Step 2 – Remove any dead, damaged or diseased wood. As with the 4 year old wood it is better to remove entire branches or side shoots. If you are cutting out a small branch do so at the point it meets its parent branch.
Dead wood is easy to spot as it will be brittle and will have no buds. Damaged wood tends to happen where 2 branches are rubbing, you may see rough bark or areas where bark has rubbed away altogether. Diseased wood will have rough, raised areas of broken bark.
Step 3 – Remove any branches growing into the center of the bush. We want our nice open goblet shape so cut away any branches growing towards the inside of the bush and blocking out light. The other advantages of this open habit is it gives good ventilation which reduces the chances of mildew and also makes the bushes much easier to harvest.
Step 4 – Remove any suckers , these are single, upriht shoots growing out of the soil from around the main stem. They are cut back to the point where they emerge from the soil. We are also looking for branches that are growing on top of each other as the lower branch will be in shadow and won’t produce the best fruit. It is usually best to remove the lower one as higher fruit is easier to pick but this will also be dictated by the age of the branches. Retain the younger of the two.
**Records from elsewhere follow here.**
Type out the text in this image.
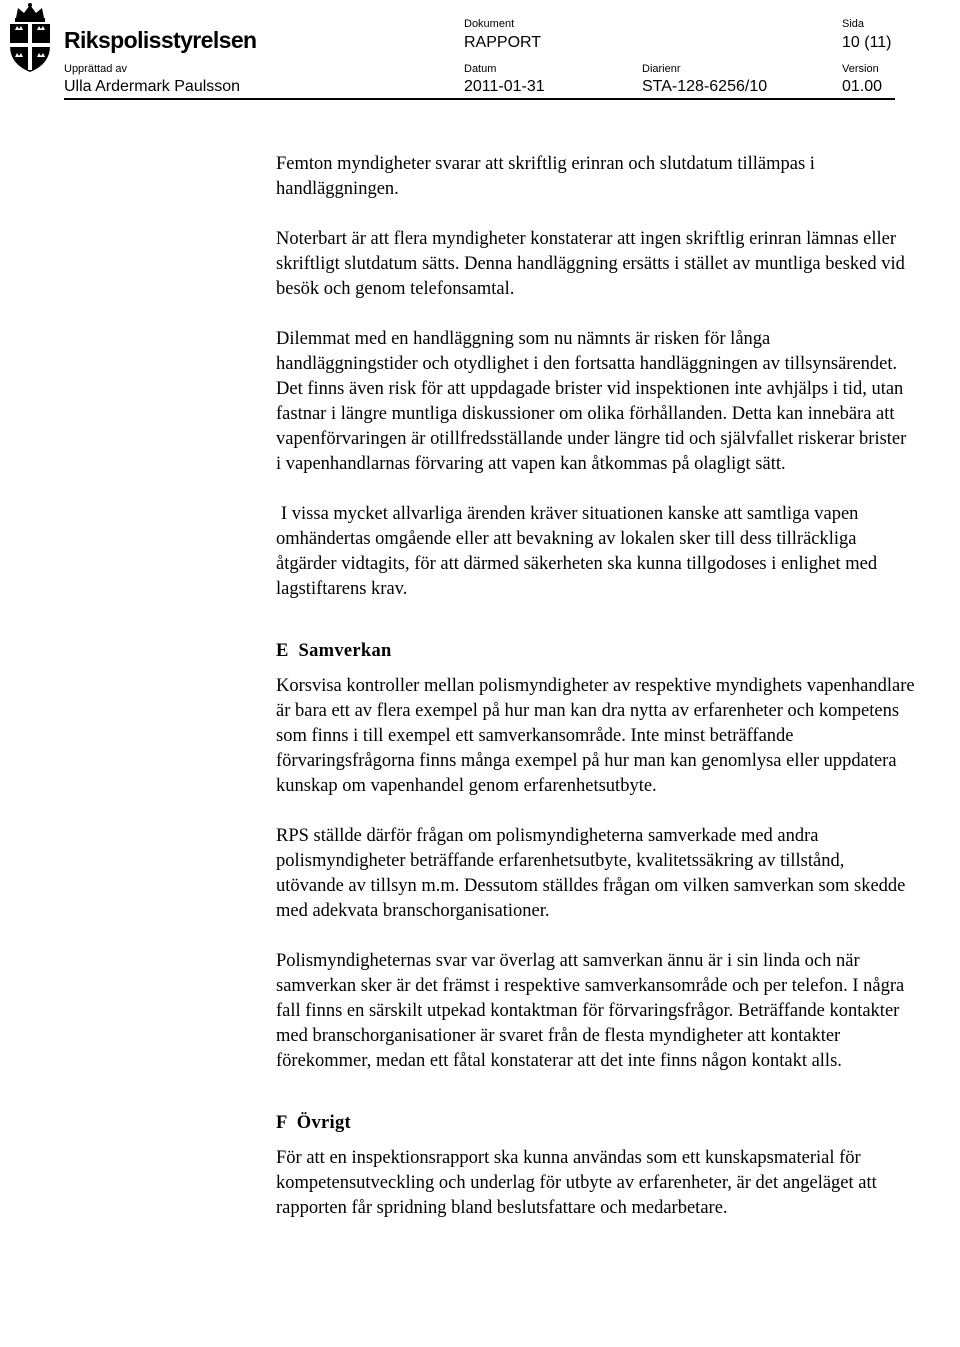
Rikspolisstyrelsen
Dokument
RAPPORT
Sida
10 (11)
Upprättad av
Ulla Ardermark Paulsson
Datum
2011-01-31
Diarienr
STA-128-6256/10
Version
01.00

Femton myndigheter svarar att skriftlig erinran och slutdatum tillämpas i handläggningen.

Noterbart är att flera myndigheter konstaterar att ingen skriftlig erinran lämnas eller skriftligt slutdatum sätts. Denna handläggning ersätts i stället av muntliga besked vid besök och genom telefonsamtal.

Dilemmat med en handläggning som nu nämnts är risken för långa handläggningstider och otydlighet i den fortsatta handläggningen av tillsynsärendet. Det finns även risk för att uppdagade brister vid inspektionen inte avhjälps i tid, utan fastnar i längre muntliga diskussioner om olika förhållanden. Detta kan innebära att vapenförvaringen är otillfredsställande under längre tid och självfallet riskerar brister i vapenhandlarnas förvaring att vapen kan åtkommas på olagligt sätt.

I vissa mycket allvarliga ärenden kräver situationen kanske att samtliga vapen omhändertas omgående eller att bevakning av lokalen sker till dess tillräckliga åtgärder vidtagits, för att därmed säkerheten ska kunna tillgodoses i enlighet med lagstiftarens krav.

E  Samverkan

Korsvisa kontroller mellan polismyndigheter av respektive myndighets vapenhandlare är bara ett av flera exempel på hur man kan dra nytta av erfarenheter och kompetens som finns i till exempel ett samverkansområde. Inte minst beträffande förvaringsfrågorna finns många exempel på hur man kan genomlysa eller uppdatera kunskap om vapenhandel genom erfarenhetsutbyte.

RPS ställde därför frågan om polismyndigheterna samverkade med andra polismyndigheter beträffande erfarenhetsutbyte, kvalitetssäkring av tillstånd, utövande av tillsyn m.m. Dessutom ställdes frågan om vilken samverkan som skedde med adekvata branschorganisationer.

Polismyndigheternas svar var överlag att samverkan ännu är i sin linda och när samverkan sker är det främst i respektive samverkansområde och per telefon. I några fall finns en särskilt utpekad kontaktman för förvaringsfrågor. Beträffande kontakter med branschorganisationer är svaret från de flesta myndigheter att kontakter förekommer, medan ett fåtal konstaterar att det inte finns någon kontakt alls.

F  Övrigt

För att en inspektionsrapport ska kunna användas som ett kunskapsmaterial för kompetensutveckling och underlag för utbyte av erfarenheter, är det angeläget att rapporten får spridning bland beslutsfattare och medarbetare.
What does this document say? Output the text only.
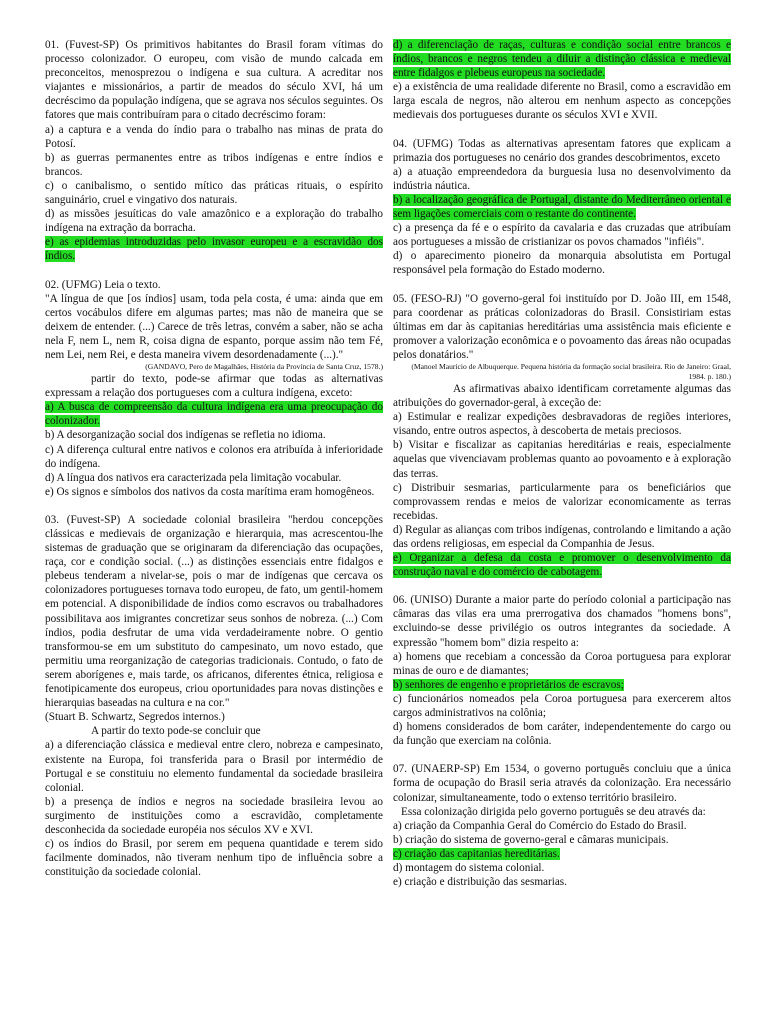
01. (Fuvest-SP) Os primitivos habitantes do Brasil foram vítimas do processo colonizador. O europeu, com visão de mundo calcada em preconceitos, menosprezou o indígena e sua cultura. A acreditar nos viajantes e missionários, a partir de meados do século XVI, há um decréscimo da população indígena, que se agrava nos séculos seguintes. Os fatores que mais contribuíram para o citado decréscimo foram:

a) a captura e a venda do índio para o trabalho nas minas de prata do Potosí.

b) as guerras permanentes entre as tribos indígenas e entre índios e brancos.

c) o canibalismo, o sentido mítico das práticas rituais, o espírito sanguinário, cruel e vingativo dos naturais.

d) as missões jesuíticas do vale amazônico e a exploração do trabalho indígena na extração da borracha.

e) as epidemias introduzidas pelo invasor europeu e a escravidão dos índios.

02. (UFMG) Leia o texto.

"A língua de que [os índios] usam, toda pela costa, é uma: ainda que em certos vocábulos difere em algumas partes; mas não de maneira que se deixem de entender. (...) Carece de três letras, convém a saber, não se acha nela F, nem L, nem R, coisa digna de espanto, porque assim não tem Fé, nem Lei, nem Rei, e desta maneira vivem desordenadamente (...)."

(GANDAVO, Pero de Magalhães, História da Província de Santa Cruz, 1578.)

partir do texto, pode-se afirmar que todas as alternativas expressam a relação dos portugueses com a cultura indígena, exceto:

a) A busca de compreensão da cultura indígena era uma preocupação do colonizador.

b) A desorganização social dos indígenas se refletia no idioma.

c) A diferença cultural entre nativos e colonos era atribuída à inferioridade do indígena.

d) A língua dos nativos era caracterizada pela limitação vocabular.

e) Os signos e símbolos dos nativos da costa marítima eram homogêneos.

03. (Fuvest-SP) A sociedade colonial brasileira "herdou concepções clássicas e medievais de organização e hierarquia, mas acrescentou-lhe sistemas de graduação que se originaram da diferenciação das ocupações, raça, cor e condição social. (...) as distinções essenciais entre fidalgos e plebeus tenderam a nivelar-se, pois o mar de indígenas que cercava os colonizadores portugueses tornava todo europeu, de fato, um gentil-homem em potencial. A disponibilidade de índios como escravos ou trabalhadores possibilitava aos imigrantes concretizar seus sonhos de nobreza. (...) Com índios, podia desfrutar de uma vida verdadeiramente nobre. O gentio transformou-se em um substituto do campesinato, um novo estado, que permitiu uma reorganização de categorias tradicionais. Contudo, o fato de serem aborígenes e, mais tarde, os africanos, diferentes étnica, religiosa e fenotipicamente dos europeus, criou oportunidades para novas distinções e hierarquias baseadas na cultura e na cor."

(Stuart B. Schwartz, Segredos internos.)

A partir do texto pode-se concluir que

a) a diferenciação clássica e medieval entre clero, nobreza e campesinato, existente na Europa, foi transferida para o Brasil por intermédio de Portugal e se constituiu no elemento fundamental da sociedade brasileira colonial.

b) a presença de índios e negros na sociedade brasileira levou ao surgimento de instituições como a escravidão, completamente desconhecida da sociedade européia nos séculos XV e XVI.

c) os índios do Brasil, por serem em pequena quantidade e terem sido facilmente dominados, não tiveram nenhum tipo de influência sobre a constituição da sociedade colonial.

d) a diferenciação de raças, culturas e condição social entre brancos e índios, brancos e negros tendeu a diluir a distinção clássica e medieval entre fidalgos e plebeus europeus na sociedade.

e) a existência de uma realidade diferente no Brasil, como a escravidão em larga escala de negros, não alterou em nenhum aspecto as concepções medievais dos portugueses durante os séculos XVI e XVII.

04. (UFMG) Todas as alternativas apresentam fatores que explicam a primazia dos portugueses no cenário dos grandes descobrimentos, exceto

a) a atuação empreendedora da burguesia lusa no desenvolvimento da indústria náutica.

b) a localização geográfica de Portugal, distante do Mediterrâneo oriental e sem ligações comerciais com o restante do continente.

c) a presença da fé e o espírito da cavalaria e das cruzadas que atribuíam aos portugueses a missão de cristianizar os povos chamados "infiéis".

d) o aparecimento pioneiro da monarquia absolutista em Portugal responsável pela formação do Estado moderno.

05. (FESO-RJ) "O governo-geral foi instituído por D. João III, em 1548, para coordenar as práticas colonizadoras do Brasil. Consistiriam estas últimas em dar às capitanias hereditárias uma assistência mais eficiente e promover a valorização econômica e o povoamento das áreas não ocupadas pelos donatários."

(Manoel Maurício de Albuquerque. Pequena história da formação social brasileira. Rio de Janeiro: Graal, 1984. p. 180.)

As afirmativas abaixo identificam corretamente algumas das atribuições do governador-geral, à exceção de:

a) Estimular e realizar expedições desbravadoras de regiões interiores, visando, entre outros aspectos, à descoberta de metais preciosos.

b) Visitar e fiscalizar as capitanias hereditárias e reais, especialmente aquelas que vivenciavam problemas quanto ao povoamento e à exploração das terras.

c) Distribuir sesmarias, particularmente para os beneficiários que comprovassem rendas e meios de valorizar economicamente as terras recebidas.

d) Regular as alianças com tribos indígenas, controlando e limitando a ação das ordens religiosas, em especial da Companhia de Jesus.

e) Organizar a defesa da costa e promover o desenvolvimento da construção naval e do comércio de cabotagem.

06. (UNISO) Durante a maior parte do período colonial a participação nas câmaras das vilas era uma prerrogativa dos chamados "homens bons", excluindo-se desse privilégio os outros integrantes da sociedade. A expressão "homem bom" dizia respeito a:

a) homens que recebiam a concessão da Coroa portuguesa para explorar minas de ouro e de diamantes;

b) senhores de engenho e proprietários de escravos;

c) funcionários nomeados pela Coroa portuguesa para exercerem altos cargos administrativos na colônia;

d) homens considerados de bom caráter, independentemente do cargo ou da função que exerciam na colônia.

07. (UNAERP-SP) Em 1534, o governo português concluiu que a única forma de ocupação do Brasil seria através da colonização. Era necessário colonizar, simultaneamente, todo o extenso território brasileiro.

Essa colonização dirigida pelo governo português se deu através da:

a) criação da Companhia Geral do Comércio do Estado do Brasil.

b) criação do sistema de governo-geral e câmaras municipais.

c) criação das capitanias hereditárias.

d) montagem do sistema colonial.

e) criação e distribuição das sesmarias.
Step 5 – Lastly, if we need to, we can adjust the size of fruit the bush produces. If your bushes are yielding lots of small berries and you want bigger fruit you can cut back the side shoots to 2 buds from the start of last year’s growth. If you are pruning black currants avoid this step as fruit is also produced on 1 year old wood so we don’t want to remove any of it.
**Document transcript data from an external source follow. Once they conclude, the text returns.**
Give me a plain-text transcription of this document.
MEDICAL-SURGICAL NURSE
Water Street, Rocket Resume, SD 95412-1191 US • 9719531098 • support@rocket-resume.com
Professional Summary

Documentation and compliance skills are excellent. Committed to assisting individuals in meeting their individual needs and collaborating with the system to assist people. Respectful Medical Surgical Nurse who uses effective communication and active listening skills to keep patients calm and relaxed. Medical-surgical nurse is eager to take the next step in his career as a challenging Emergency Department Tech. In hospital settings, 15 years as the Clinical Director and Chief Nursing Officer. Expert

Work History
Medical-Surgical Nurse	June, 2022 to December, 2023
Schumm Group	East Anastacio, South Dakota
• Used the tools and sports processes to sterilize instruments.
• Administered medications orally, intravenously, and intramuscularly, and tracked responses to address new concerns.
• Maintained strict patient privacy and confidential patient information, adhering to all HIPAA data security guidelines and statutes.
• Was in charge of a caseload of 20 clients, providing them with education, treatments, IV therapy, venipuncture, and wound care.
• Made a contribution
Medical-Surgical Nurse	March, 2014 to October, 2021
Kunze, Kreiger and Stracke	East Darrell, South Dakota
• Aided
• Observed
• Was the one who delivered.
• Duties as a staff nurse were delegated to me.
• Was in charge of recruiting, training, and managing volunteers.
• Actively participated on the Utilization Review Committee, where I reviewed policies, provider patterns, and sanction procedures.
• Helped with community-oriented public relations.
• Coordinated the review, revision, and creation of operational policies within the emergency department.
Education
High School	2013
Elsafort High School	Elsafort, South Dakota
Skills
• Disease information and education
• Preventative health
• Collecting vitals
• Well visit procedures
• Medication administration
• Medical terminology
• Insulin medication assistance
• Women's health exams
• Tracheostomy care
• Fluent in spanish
You can identify last years growth by the change in colour from wood that has grown the previous year; 1 year old wood tends to be a light grey colour while the older bark is more brown. Cut back to 2 buds above the this join making sure to cut just above an outward facing bud so the resulting growth grows away from the center of the bush.
Make your cut just above and at a slant away from the bud you have selected. A slanted cut away from the bud channels water away and avoids rotting the bud. Cut too close to the bud (literally at the point where it emerges from the bark) and it will die, leave too much wood above the bud and it will die back leading to possible infection.
The last job after pruning is to improve the soil around the bush and give a slow release feed for the season ahead. Clear any weeds around the base and add a generous spread of well rotted farmyard manure. It is also a good idea to keep the area around your bushes weed and grass free. This can be easily achieved by applying a shallow mulch of lawn clippings. Avoid deep mulches as they exclude oxygen from the soil and can suffocate surface roots.